Vietnam rejects foreign investors’ demand to ease overtime restrictions
South Korean businesses in Vietnam have asked authorities to increase the maximum number of overtime hours a worker is permitted, but the labor ministry has refused on health grounds. The...
South Korean businesses in Vietnam have asked authorities to increase the maximum number of overtime hours a worker is permitted, but the labor ministry has refused on health grounds.
The businesses, most of them in textile and garment, woodwork, and processing, asked the ministry at a meeting last April to increase the number of extra hours to between 360 and 400 a year from the current 200-300, saying the cap is too low while many workers are not highly skilled.

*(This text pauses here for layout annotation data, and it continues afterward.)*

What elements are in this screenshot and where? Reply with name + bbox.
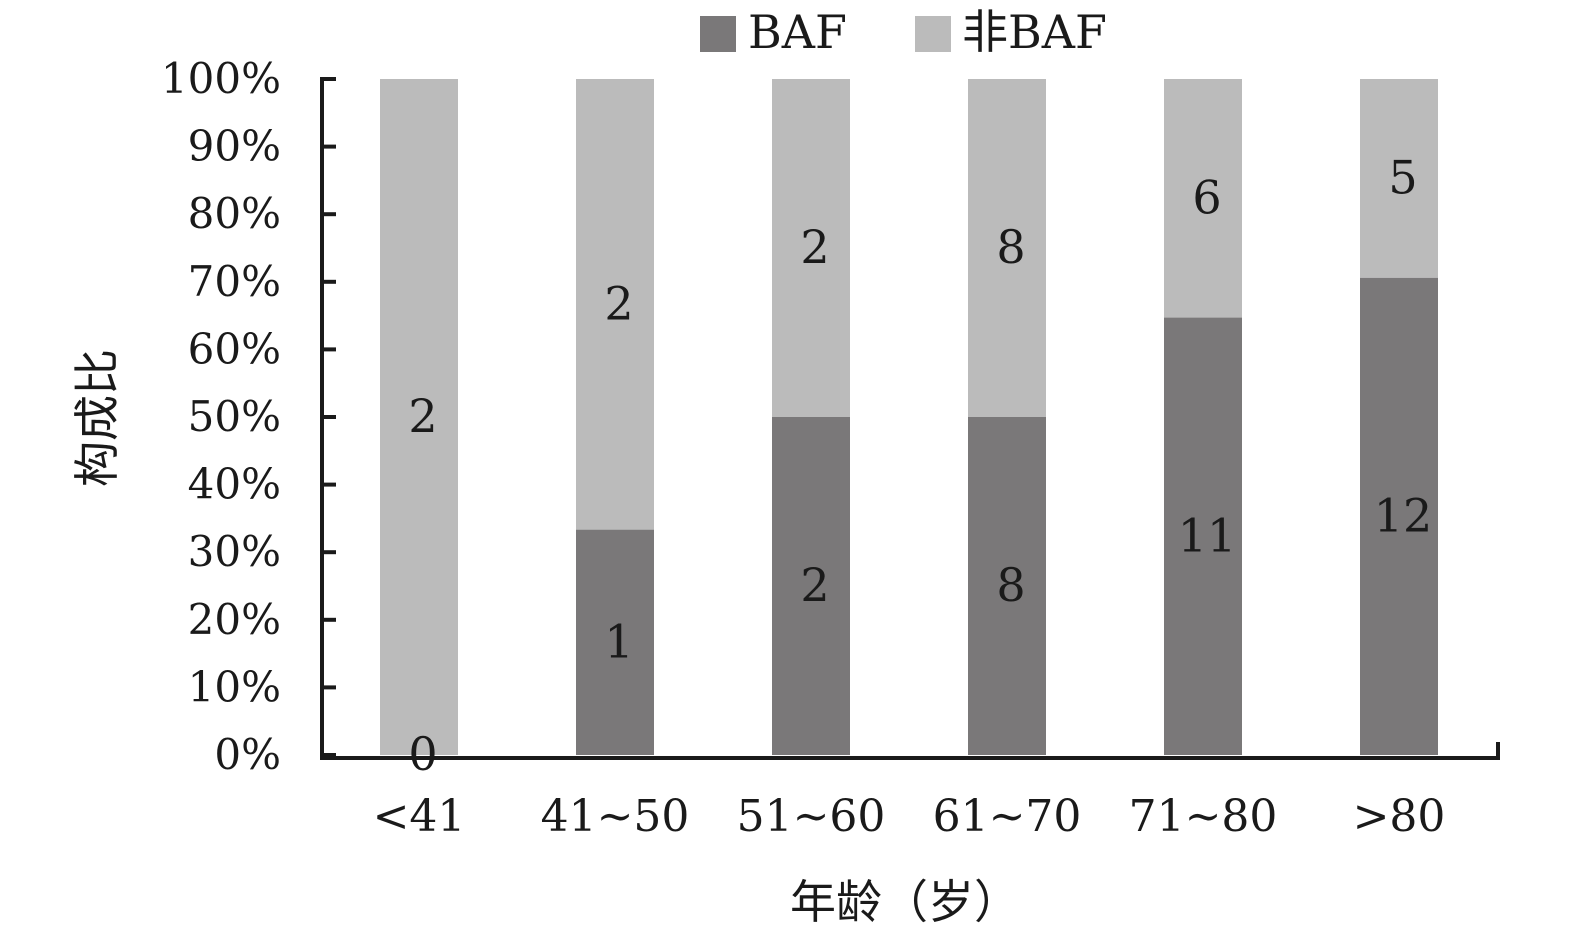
bars-group bbox=[380, 79, 1438, 755]
y-tick-label: 80% bbox=[188, 189, 281, 238]
data-label-non-baf: 2 bbox=[408, 389, 437, 443]
bar-segment-non-baf bbox=[380, 79, 458, 755]
y-tick-label: 0% bbox=[214, 730, 281, 779]
bar-segment-non-baf bbox=[1360, 79, 1438, 278]
axes-group bbox=[320, 77, 1500, 760]
bar-segment-baf bbox=[772, 417, 850, 755]
bar-segment-non-baf bbox=[1164, 79, 1242, 318]
x-tick-label: 51~60 bbox=[737, 791, 886, 842]
legend-swatch bbox=[700, 16, 736, 52]
data-label-non-baf: 2 bbox=[800, 220, 829, 274]
bar-segment-baf bbox=[968, 417, 1046, 755]
y-tick-label: 100% bbox=[161, 54, 281, 103]
y-ticks-group: 0% 10% 20% 30% 40% 50% 60% 70% 80% 90% 100% bbox=[161, 54, 336, 779]
x-ticks-group: <41 41~50 51~60 61~70 71~80 >80 bbox=[373, 791, 1446, 842]
legend: BAF 非BAF bbox=[700, 5, 1107, 59]
y-tick-label: 70% bbox=[188, 257, 281, 306]
data-label-baf: 0 bbox=[408, 727, 437, 781]
x-tick-label: >80 bbox=[1353, 791, 1446, 842]
y-tick-label: 60% bbox=[188, 324, 281, 373]
bar-segment-non-baf bbox=[772, 79, 850, 417]
bar-segment-non-baf bbox=[576, 79, 654, 530]
data-label-non-baf: 6 bbox=[1192, 170, 1221, 224]
bar-segment-baf bbox=[1360, 277, 1438, 755]
x-axis-title: 年龄（岁） bbox=[790, 875, 1020, 929]
legend-swatch bbox=[915, 16, 951, 52]
data-label-non-baf: 2 bbox=[604, 276, 633, 330]
bar-segment-baf bbox=[1164, 317, 1242, 755]
y-tick-label: 30% bbox=[188, 527, 281, 576]
x-tick-label: 71~80 bbox=[1129, 791, 1278, 842]
bar-segment-baf bbox=[576, 529, 654, 755]
y-tick-label: 20% bbox=[188, 595, 281, 644]
data-label-baf: 2 bbox=[800, 558, 829, 612]
data-label-baf: 11 bbox=[1178, 508, 1237, 562]
y-tick-label: 90% bbox=[188, 122, 281, 171]
y-tick-label: 50% bbox=[188, 392, 281, 441]
x-tick-label: 41~50 bbox=[541, 791, 690, 842]
legend-label: BAF bbox=[748, 5, 847, 59]
data-label-baf: 12 bbox=[1374, 488, 1433, 542]
data-label-baf: 1 bbox=[604, 614, 633, 668]
y-axis-title: 构成比 bbox=[70, 349, 124, 487]
x-tick-label: <41 bbox=[373, 791, 466, 842]
data-label-baf: 8 bbox=[996, 558, 1025, 612]
bar-segment-non-baf bbox=[968, 79, 1046, 417]
y-tick-label: 10% bbox=[188, 662, 281, 711]
legend-label: 非BAF bbox=[962, 5, 1107, 59]
y-tick-label: 40% bbox=[188, 460, 281, 509]
data-label-non-baf: 5 bbox=[1388, 150, 1417, 204]
data-label-non-baf: 8 bbox=[996, 220, 1025, 274]
x-tick-label: 61~70 bbox=[933, 791, 1082, 842]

They need to work longer to make up for their low productivity, they said.
Japanese and European businesses had made a similar demand earlier.
Vietnamese work 48 hours a week plus a maximum permitted 200 hours, and 300 in the textile, garment, wood and processing, water and power sectors and those in which work is time-bound.
But officials said Vietnamese workers already work hard compared to the global average.
Ha Tat Thang, head of the ministry’s Labor Safety Department, told news website VnExpress that Vietnamese workers’ physical health cannot afford to work any more hours, that it would be exhausting and dangerous for them.
Many workers are already tired with long-running assembly lines and poor food, he said.
“The greater the work pressure, the higher the risk of workplace accidents.”
“The common world trend now is to reduce working hours, given the adverse impacts of working too much.”
He also dismissed the companies’ low-productivity argument, saying they need to provide more modern machinery and equipment.
Instead of asking their workers to work longer hours, employers should invest more in equipment, which would benefit both them and their workers, he said.